O give thanks to the God of heaven,

for his steadfast love endures forever.

This is a family reunion. Look around this room. Think of the various churches in our community and throughout the world, brothers and sisters in Jesus Christ. Family reunion is the first picture I'd like you to have in mind.

And the second is that of a symphony orchestra and choir.

Imagine a conductor, dressed in a tuxedo, steps out here and has about 200 people in the orchestra and choir. He lifts the baton. And let's imagine what would happen if, at the moment he lifts the baton, everyone begins to sing, play or whistle their own favorite tunes. And even Susan Boyle steps to the front and begins to sing—that Scottish woman who took the world by storm for a few days, her 15 minutes of fame.

No, instead, when the baton is raised by the conductor of an orchestra and choir, there is the joining of individual tastes in music, types of voices—sopranos, altos,  tenors, baritones, basses—and all these various instruments; and the ages and experiences combine in a magnificent presentation of Franz Schubert's "Mass in G" in what we call concert.

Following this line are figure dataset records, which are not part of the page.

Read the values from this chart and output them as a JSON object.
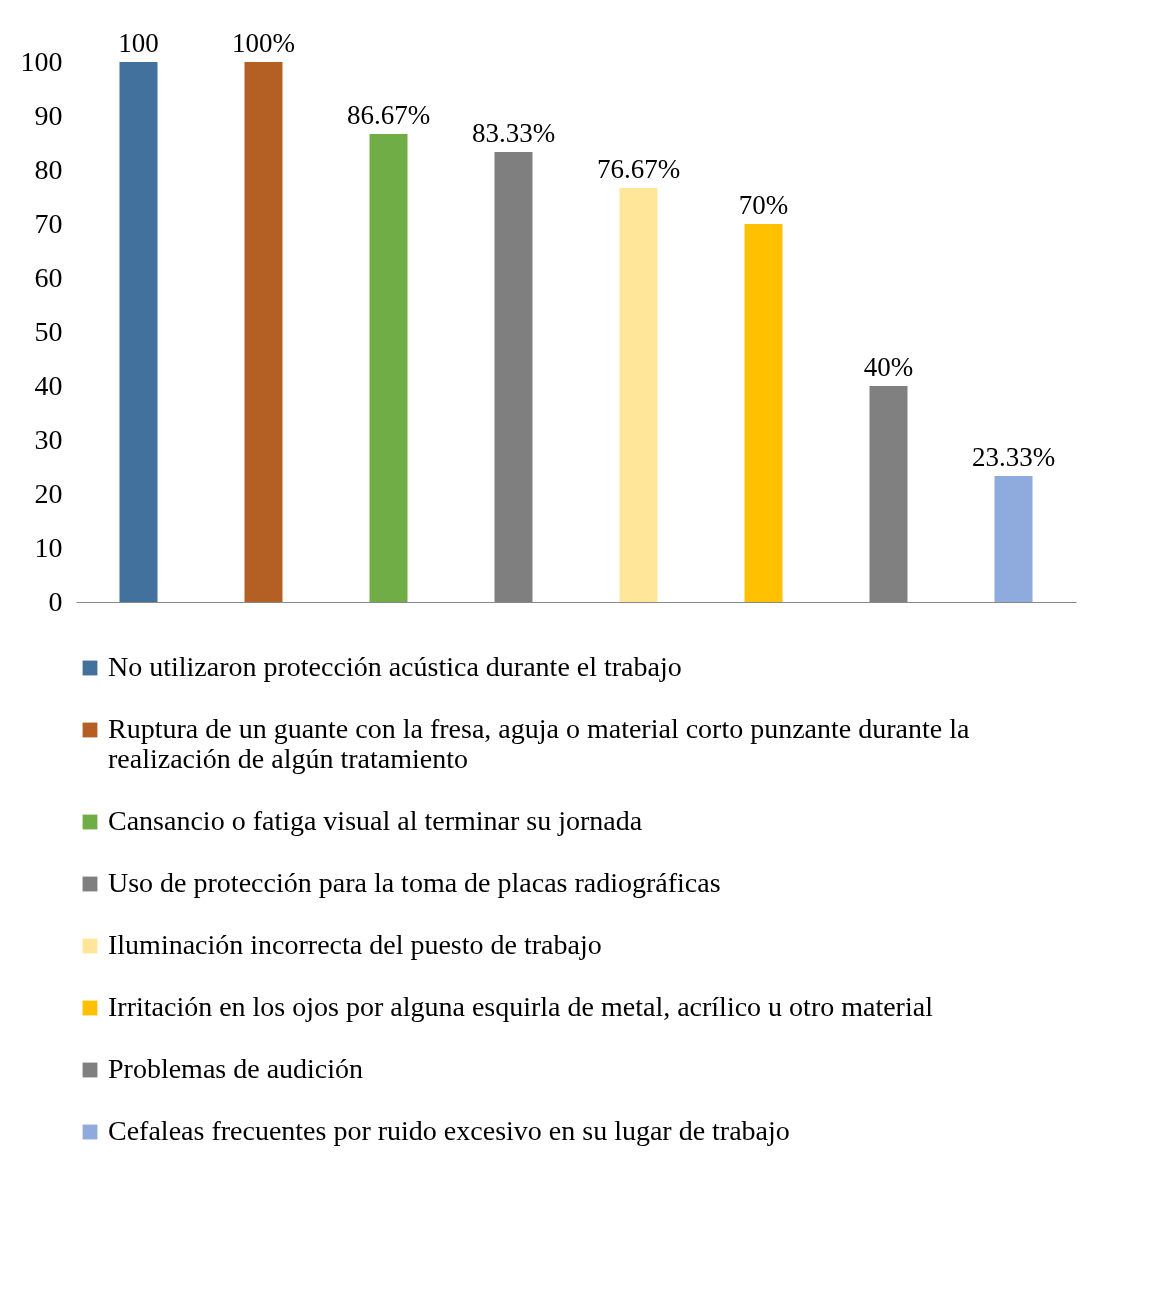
{
  "chart_data": {
    "type": "bar",
    "categories": [
      null,
      null,
      null,
      null,
      null,
      null,
      null,
      null
    ],
    "series": [
      {
        "name": "No utilizaron protección acústica durante el trabajo",
        "color": "#41719c",
        "values": [
          100,
          null,
          null,
          null,
          null,
          null,
          null,
          null
        ]
      },
      {
        "name": "Ruptura de un guante con la fresa, aguja o material corto punzante durante la realización de algún tratamiento",
        "color": "#b45f24",
        "values": [
          null,
          100,
          null,
          null,
          null,
          null,
          null,
          null
        ]
      },
      {
        "name": "Cansancio o fatiga visual al terminar su jornada",
        "color": "#70ad47",
        "values": [
          null,
          null,
          86.67,
          null,
          null,
          null,
          null,
          null
        ]
      },
      {
        "name": "Uso de protección para la toma de placas radiográficas",
        "color": "#7f7f7f",
        "values": [
          null,
          null,
          null,
          83.33,
          null,
          null,
          null,
          null
        ]
      },
      {
        "name": "Iluminación incorrecta del puesto de trabajo",
        "color": "#ffe699",
        "values": [
          null,
          null,
          null,
          null,
          76.67,
          null,
          null,
          null
        ]
      },
      {
        "name": "Irritación en los ojos por alguna esquirla de metal, acrílico u otro material",
        "color": "#ffc000",
        "values": [
          null,
          null,
          null,
          null,
          null,
          70,
          null,
          null
        ]
      },
      {
        "name": "Problemas de audición",
        "color": "#808080",
        "values": [
          null,
          null,
          null,
          null,
          null,
          null,
          40,
          null
        ]
      },
      {
        "name": "Cefaleas frecuentes por ruido excesivo en su lugar de trabajo",
        "color": "#8faadc",
        "values": [
          null,
          null,
          null,
          null,
          null,
          null,
          null,
          23.33
        ]
      }
    ],
    "value_labels": [
      "100",
      "100%",
      "86.67%",
      "83.33%",
      "76.67%",
      "70%",
      "40%",
      "23.33%"
    ],
    "ylim": [
      0,
      100
    ],
    "yticks": [
      0,
      10,
      20,
      30,
      40,
      50,
      60,
      70,
      80,
      90,
      100
    ],
    "grid": false,
    "legend": "bottom"
  }
}
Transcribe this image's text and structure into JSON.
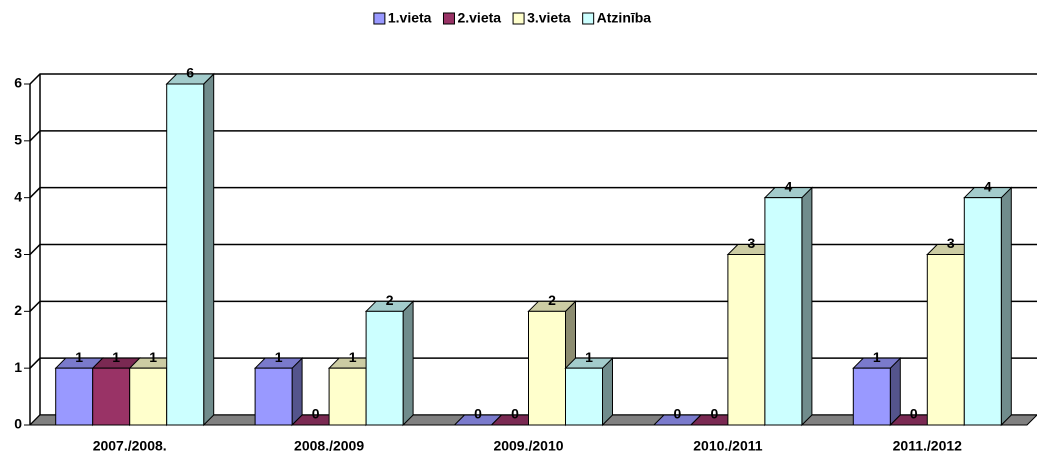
{
  "chart_data": {
    "type": "bar3d",
    "categories": [
      "2007./2008.",
      "2008./2009",
      "2009./2010",
      "2010./2011",
      "2011./2012"
    ],
    "series": [
      {
        "name": "1.vieta",
        "color": "#9999ff",
        "values": [
          1,
          1,
          0,
          0,
          1
        ]
      },
      {
        "name": "2.vieta",
        "color": "#993366",
        "values": [
          1,
          0,
          0,
          0,
          0
        ]
      },
      {
        "name": "3.vieta",
        "color": "#ffffcc",
        "values": [
          1,
          1,
          2,
          3,
          3
        ]
      },
      {
        "name": "Atzinība",
        "color": "#ccffff",
        "values": [
          6,
          2,
          1,
          4,
          4
        ]
      }
    ],
    "ylim": [
      0,
      6
    ],
    "yticks": [
      0,
      1,
      2,
      3,
      4,
      5,
      6
    ],
    "grid": true,
    "legend": "top"
  }
}
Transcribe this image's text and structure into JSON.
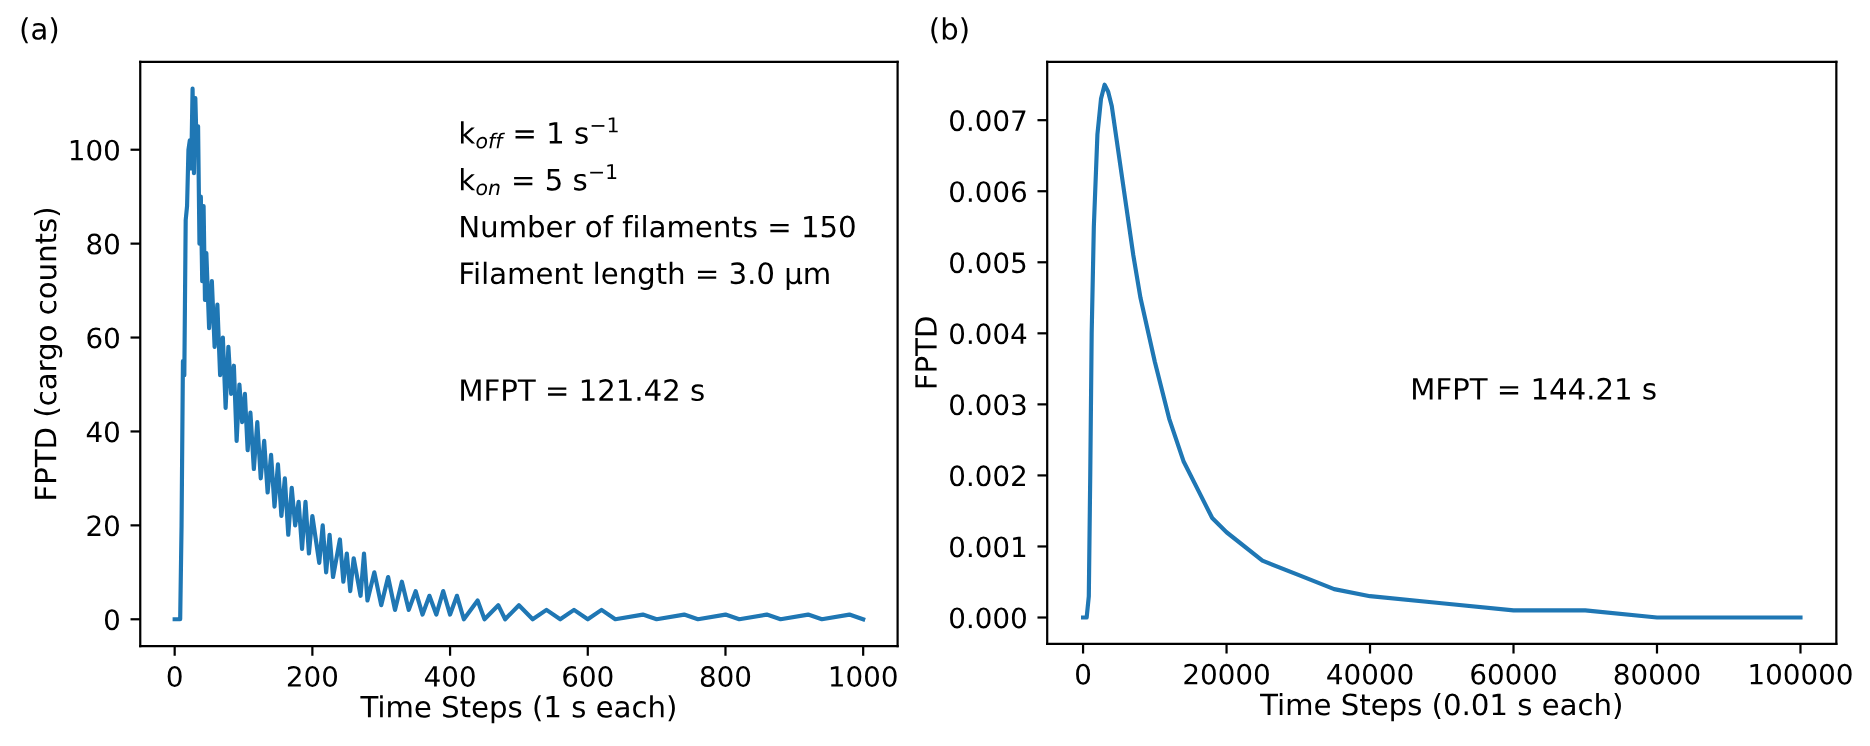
{
  "chart_data": [
    {
      "type": "line",
      "title": "(a)",
      "xlabel": "Time Steps (1 s each)",
      "ylabel": "FPTD (cargo counts)",
      "annotations": [
        "k$_{off}$ = 1 s$^{−1}$",
        "k$_{on}$ = 5 s$^{−1}$",
        "Number of filaments = 150",
        "Filament length = 3.0 µm",
        "MFPT = 121.42 s"
      ],
      "xlim": [
        -50,
        1050
      ],
      "ylim": [
        -5.7,
        118.7
      ],
      "xticks": [
        0,
        200,
        400,
        600,
        800,
        1000
      ],
      "yticks": [
        0,
        20,
        40,
        60,
        80,
        100
      ],
      "grid": false,
      "legend": false,
      "series": [
        {
          "color": "#1f77b4",
          "x": [
            0,
            8,
            10,
            12,
            14,
            16,
            18,
            20,
            22,
            24,
            26,
            28,
            30,
            32,
            34,
            36,
            38,
            40,
            42,
            44,
            46,
            50,
            54,
            58,
            62,
            66,
            70,
            74,
            78,
            82,
            86,
            90,
            94,
            98,
            102,
            106,
            110,
            115,
            120,
            125,
            130,
            135,
            140,
            145,
            150,
            155,
            160,
            165,
            170,
            175,
            180,
            185,
            190,
            195,
            200,
            210,
            215,
            220,
            225,
            230,
            240,
            245,
            250,
            255,
            260,
            270,
            275,
            280,
            290,
            300,
            310,
            320,
            330,
            340,
            350,
            360,
            370,
            380,
            390,
            400,
            410,
            420,
            440,
            450,
            470,
            480,
            500,
            520,
            540,
            560,
            580,
            600,
            620,
            640,
            680,
            700,
            740,
            760,
            800,
            820,
            860,
            880,
            920,
            940,
            980,
            1000
          ],
          "values": [
            0,
            0,
            20,
            55,
            52,
            85,
            88,
            100,
            102,
            96,
            113,
            95,
            111,
            100,
            105,
            80,
            90,
            72,
            88,
            68,
            78,
            62,
            72,
            58,
            67,
            52,
            60,
            45,
            58,
            48,
            54,
            38,
            50,
            42,
            48,
            36,
            44,
            32,
            42,
            30,
            38,
            27,
            35,
            24,
            33,
            22,
            30,
            18,
            28,
            20,
            25,
            15,
            25,
            14,
            22,
            12,
            20,
            10,
            18,
            9,
            17,
            8,
            14,
            6,
            13,
            5,
            14,
            4,
            10,
            3,
            9,
            2,
            8,
            2,
            6,
            1,
            5,
            1,
            6,
            1,
            5,
            0,
            4,
            0,
            3,
            0,
            3,
            0,
            2,
            0,
            2,
            0,
            2,
            0,
            1,
            0,
            1,
            0,
            1,
            0,
            1,
            0,
            1,
            0,
            1,
            0
          ]
        }
      ]
    },
    {
      "type": "line",
      "title": "(b)",
      "xlabel": "Time Steps (0.01 s each)",
      "ylabel": "FPTD",
      "annotations": [
        "MFPT = 144.21 s"
      ],
      "xlim": [
        -5000,
        105000
      ],
      "ylim": [
        -0.00037,
        0.00782
      ],
      "xticks": [
        0,
        20000,
        40000,
        60000,
        80000,
        100000
      ],
      "yticks": [
        {
          "value": 0,
          "label": "0.000"
        },
        {
          "value": 0.001,
          "label": "0.001"
        },
        {
          "value": 0.002,
          "label": "0.002"
        },
        {
          "value": 0.003,
          "label": "0.003"
        },
        {
          "value": 0.004,
          "label": "0.004"
        },
        {
          "value": 0.005,
          "label": "0.005"
        },
        {
          "value": 0.006,
          "label": "0.006"
        },
        {
          "value": 0.007,
          "label": "0.007"
        }
      ],
      "grid": false,
      "legend": false,
      "series": [
        {
          "color": "#1f77b4",
          "x": [
            0,
            500,
            800,
            1000,
            1200,
            1500,
            2000,
            2500,
            3000,
            3500,
            4000,
            5000,
            6000,
            7000,
            8000,
            10000,
            12000,
            14000,
            16000,
            18000,
            20000,
            25000,
            30000,
            35000,
            40000,
            50000,
            60000,
            70000,
            80000,
            90000,
            100000
          ],
          "values": [
            0,
            0,
            0.0003,
            0.002,
            0.004,
            0.0055,
            0.0068,
            0.0073,
            0.0075,
            0.0074,
            0.0072,
            0.0065,
            0.0058,
            0.0051,
            0.0045,
            0.0036,
            0.0028,
            0.0022,
            0.0018,
            0.0014,
            0.0012,
            0.0008,
            0.0006,
            0.0004,
            0.0003,
            0.0002,
            0.0001,
            0.0001,
            0,
            0,
            0
          ]
        }
      ]
    }
  ]
}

That's right. All the differences in individual tastes in music and personal backgrounds are brought together in a symphony, a united effort. And that's what we have here at the table.

Paul chided the church at Corinth. They had great variety in the church at Corinth. They had wealthy people. They had poor people. They had slaves. They had abused the Lord's Supper. They had come for the common meal; and those who were wealthy were able to come earlier, and they began to drink too much and eat too much. Then those who were their servants and slaves came later, and the choice food was gone. It wasn't a very pleasant sight.

You say, "Even in the early church?" Yes, even in the early church. Paul had to address the issue and tell them that they needed to understand that they were coming together in all of their backgrounds and differences; but they needed to function in the same music, on the same page, in a loving, caring occasion.

There's a third picture to add to that of the family reunion and symphonies and choirs.

Think of a memorial service.

We used to call them funerals. We call them, in our Christian tradition, memorial services because of the life and death and resurrection of Jesus Christ—the fact that we have an opportunity to celebrate not just the life of the person but what God has done for us in Jesus Christ.

As we come to the table today, this is a memorial service in memory of what God has done for us in Jesus Christ. Hebrews 13 has a great benediction with which I'll close the service: "Now may the God of peace, who brought back from the dead our Lord Jesus, the great shepherd of the sheep, by the blood of the eternal covenant, make you complete in everything good so that you may do his will, working among us that which is pleasing in his sight, through Jesus Christ, to whom be the glory forever and ever. Amen."